Unlike a downfall known before, or the defeat

Of Hannibal—reversed and wrapped in gloom!

Of Attila, when nations met their doom!

Perished an army—fled French glory then,

Though there the Emperor! He stood and gazed

At the wild havoc, like a monarch dazed

In woodland hoar, who felt the shrieking saw—

He, living oak, beheld his branches fall, with awe.

Chiefs, soldiers, comrades died. But still warm love

Kept those that rose all dastard fear above,

As on his tent they saw his shadow pass—

Backwards and forwards; for they credited, alas!

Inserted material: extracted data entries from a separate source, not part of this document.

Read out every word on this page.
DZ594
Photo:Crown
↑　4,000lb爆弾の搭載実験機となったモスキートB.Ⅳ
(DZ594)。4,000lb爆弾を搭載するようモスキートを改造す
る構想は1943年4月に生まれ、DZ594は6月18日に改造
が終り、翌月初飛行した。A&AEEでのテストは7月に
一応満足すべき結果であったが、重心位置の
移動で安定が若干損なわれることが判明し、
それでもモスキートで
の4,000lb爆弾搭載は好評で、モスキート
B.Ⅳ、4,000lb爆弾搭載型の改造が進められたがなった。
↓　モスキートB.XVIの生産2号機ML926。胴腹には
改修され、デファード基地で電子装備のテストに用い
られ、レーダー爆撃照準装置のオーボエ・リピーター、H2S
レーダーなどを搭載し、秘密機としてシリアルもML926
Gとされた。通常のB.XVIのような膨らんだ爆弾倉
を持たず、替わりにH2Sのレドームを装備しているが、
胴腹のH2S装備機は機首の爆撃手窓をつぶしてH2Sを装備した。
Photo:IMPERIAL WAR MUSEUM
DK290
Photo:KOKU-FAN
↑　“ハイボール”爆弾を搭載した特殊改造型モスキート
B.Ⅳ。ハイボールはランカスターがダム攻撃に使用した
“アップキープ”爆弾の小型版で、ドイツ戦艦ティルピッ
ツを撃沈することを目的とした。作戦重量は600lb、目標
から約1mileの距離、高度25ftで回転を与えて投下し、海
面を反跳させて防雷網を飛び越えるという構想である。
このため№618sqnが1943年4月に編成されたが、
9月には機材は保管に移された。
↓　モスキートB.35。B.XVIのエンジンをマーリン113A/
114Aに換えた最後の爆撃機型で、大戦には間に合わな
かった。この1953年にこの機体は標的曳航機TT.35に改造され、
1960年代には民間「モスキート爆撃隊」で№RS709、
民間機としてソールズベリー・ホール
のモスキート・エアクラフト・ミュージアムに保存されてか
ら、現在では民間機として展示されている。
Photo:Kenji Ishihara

His fortune’s star! It could not, could not be

That he had not his work to do—a destiny?

To hurl him headlong from his high estate

Would be high treason in his bondman, Fate.

But all the while he felt himself alone,

Stunned with disasters few have ever known.

Sudden, a fear came o’er his troubled soul:

What more was written on the Future’s scroll?

Was this an expiation? It must be, yea!

He turned to God for one enlightening ray.

“Is this the vengeance, Lord of Hosts?” he sighed;

But the first murmur on his parched lips died.

“Is this the vengeance? Must my glory set?”

A pause: his name was called; of flame a jet

Sprang in the darkness;—a Voice answered: “No!

Not yet.”
Outside still fell the smothering snow.

Was it a voice indeed? or but a dream?

It was the vulture’s, but how like the sea-bird’s scream.